International financial centre government officials, United Kingdom parliamentarians, G20 and OECD officials, financial services professionals and leading journalists debated the role of international financial centres in the global economy on 8 November at the IFC Forum annual conference at the British Academy in London.
Former Government Minister and UK economic commentator John Redwood opened the conference by emphasising the important economic role of financial services sectors. Mr. Redwood noted the benefits of tax competition and referred to the mutually beneficial relationship between London and small international financial centres such as the British Overseas Territories and Crown Dependencies. This message was elaborated on later in the day by conservative parliamentary colleagues Mark Field, a member of parliament, and David Maclean, also known as Lord Blencathra.

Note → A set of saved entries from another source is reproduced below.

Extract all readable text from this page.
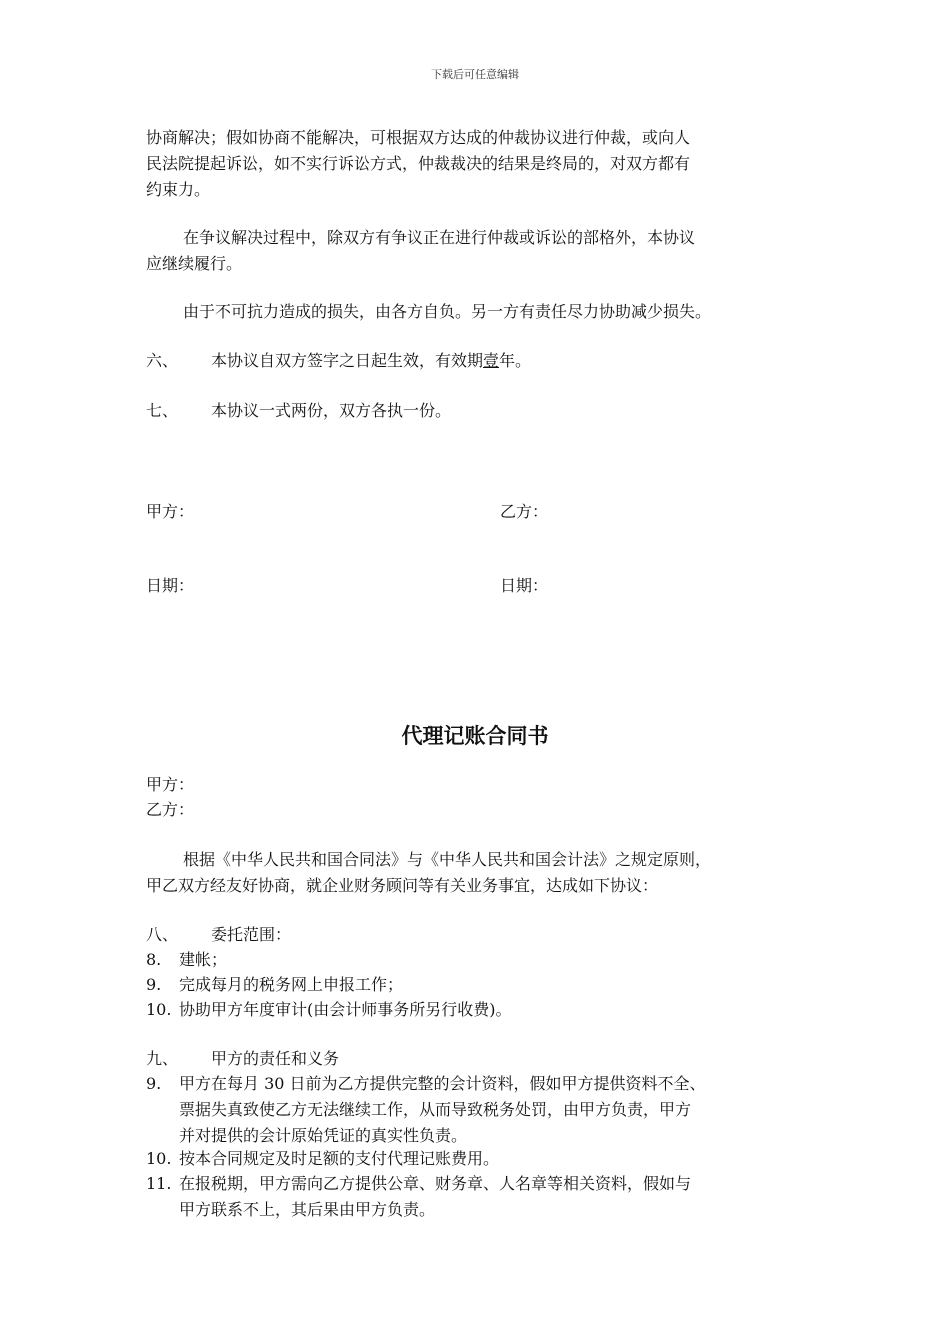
下载后可任意编辑
协商解决；假如协商不能解决，可根据双方达成的仲裁协议进行仲裁，或向人
民法院提起诉讼，如不实行诉讼方式，仲裁裁决的结果是终局的，对双方都有
约束力。
在争议解决过程中，除双方有争议正在进行仲裁或诉讼的部格外，本协议
应继续履行。
由于不可抗力造成的损失，由各方自负。另一方有责任尽力协助减少损失。
六、 本协议自双方签字之日起生效，有效期壹年。
七、 本协议一式两份，双方各执一份。
甲方：	乙方：
日期：	日期：
代理记账合同书
甲方：
乙方：
根据《中华人民共和国合同法》与《中华人民共和国会计法》之规定原则，
甲乙双方经友好协商，就企业财务顾问等有关业务事宜，达成如下协议：
八、 委托范围：
8. 建帐；
9. 完成每月的税务网上申报工作；
10. 协助甲方年度审计(由会计师事务所另行收费)。
九、 甲方的责任和义务
9. 甲方在每月 30 日前为乙方提供完整的会计资料，假如甲方提供资料不全、
票据失真致使乙方无法继续工作，从而导致税务处罚，由甲方负责，甲方
并对提供的会计原始凭证的真实性负责。
10. 按本合同规定及时足额的支付代理记账费用。
11. 在报税期，甲方需向乙方提供公章、财务章、人名章等相关资料，假如与
甲方联系不上，其后果由甲方负责。
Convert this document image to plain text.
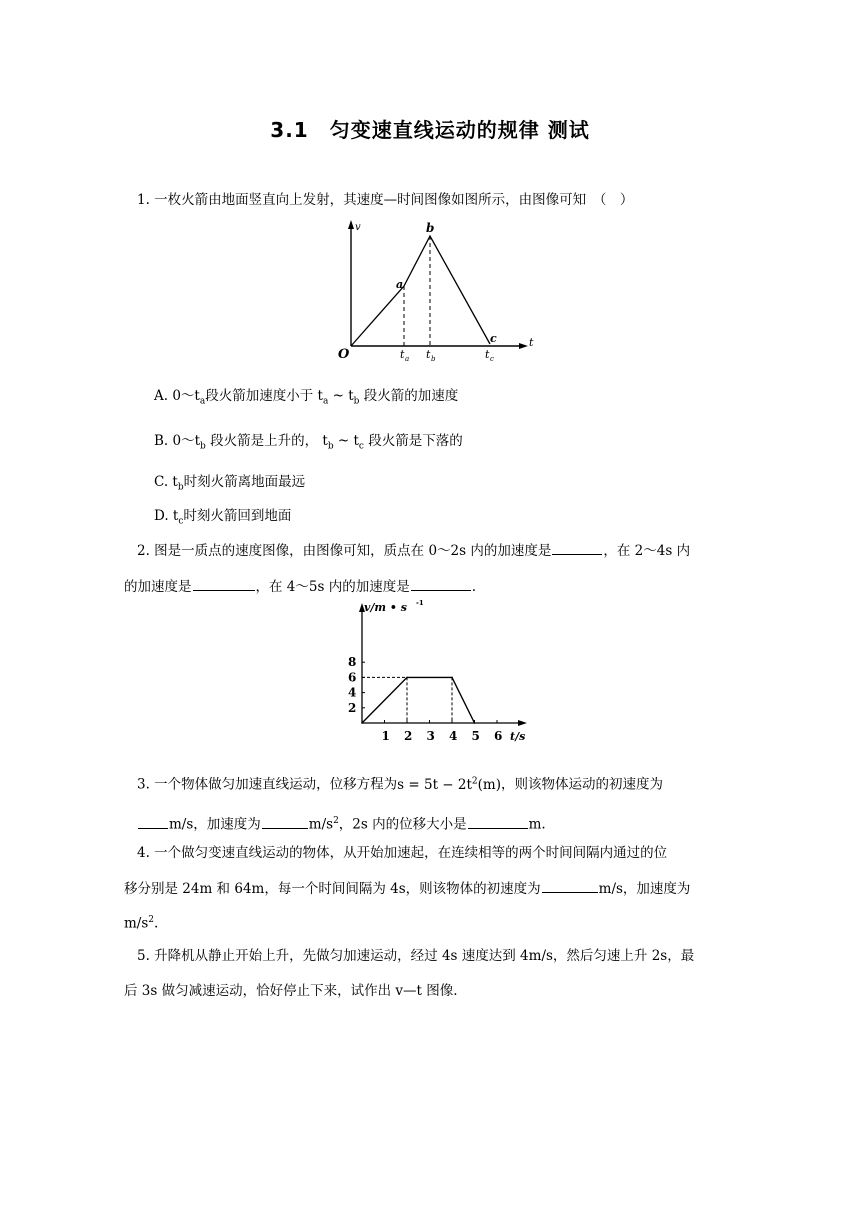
3.1　匀变速直线运动的规律 测试
1. 一枚火箭由地面竖直向上发射，其速度—时间图像如图所示，由图像可知　（　）
v
t
O
a
b
c
t a t b	t c
A. $0\sim t_a$段火箭加速度小于 $t_a$ ~ $t_b$ 段火箭的加速度
B. $0\sim t_b$ 段火箭是上升的， $t_b$ ~ $t_c$ 段火箭是下落的
C. $t_b$时刻火箭离地面最远
D. $t_c$时刻火箭回到地面
2. 图是一质点的速度图像，由图像可知，质点在 0～2s 内的加速度是	，在 2～4s 内
的加速度是	，在 4～5s 内的加速度是	.
v/m • s -1
t/s
2
4
6
8
1 2 3 4 5 6
3. 一个物体做匀加速直线运动，位移方程为$s = 5t - 2t^2(m)$，则该物体运动的初速度为
m/s，加速度为	$m/s^2$，2s 内的位移大小是	m.
4. 一个做匀变速直线运动的物体，从开始加速起，在连续相等的两个时间间隔内通过的位
移分别是 24m 和 64m，每一个时间间隔为 4s，则该物体的初速度为	m/s，加速度为
$m/s^2$.
5. 升降机从静止开始上升，先做匀加速运动，经过 4s 速度达到 4m/s，然后匀速上升 2s，最
后 3s 做匀减速运动，恰好停止下来，试作出 v—t 图像.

Delegates at the conference also heard from United States Counsellor for Economic Affairs in London Julie Nutter, who confirmed that Washington will continue progressing its regulatory drive while attempting to safeguard economic growth. Achim Pross, head of the International Co-operation and Tax Administration Division at the OECD, also addressed the audience in a panel discussion looking at the programme on information exchange. Issues of US compliance were addressed in the context of discussion on the recent report “Global Shell Games: Testing Money Launderers’ and Terrorist Financiers’ Access to Shell Companies” authored by Michael Findley, Daniel Nielson and Jason Sharman.
The conference closed with an informative discussion on achieving greater cooperation between IFCs, concluding that in the face of common threats, small IFCs will be better represented at the negotiating table if they work together on issues of shared interest.
Grant Stein, chairman of IFC Forum said, “It was encouraging to hear the level of political support at the conference for our constituency and it highlights the importance of enhanced cooperation, both in the private sector and intergovernmental level, in promoting the value of international financial centres.
“The forum has also been engaged in high-level dialogue with representatives from G20 governments in London, in particular the Troika – which chairs the G20 in 2012 – France, Mexico and Russia. This runs alongside our on-going programme of engagement with UK parliamentarians and senior policymakers. Through this engagement the Forum has focused on explaining the key role IFCs play in economic growth for both developed and developing economies,” he said. “We were pleased to hear from the US Economic Counsellor Julie Nutter and to have the opportunity to welcome a Russian diplomat as part of the delegates. Ensuring that the public debate around IFCs, financial intermediation and cross-border business is informed by authoritative information serves the public interest. This is why were delighted to have leading business and financial journalists Kamal Ahmed (Daily Telegraph) and Patrick Jenkins (Financial Times) speak; IFC Forum was particularly encouraged by Kamal Ahmed’s recognition of this and his desire to explore this area in the near future.”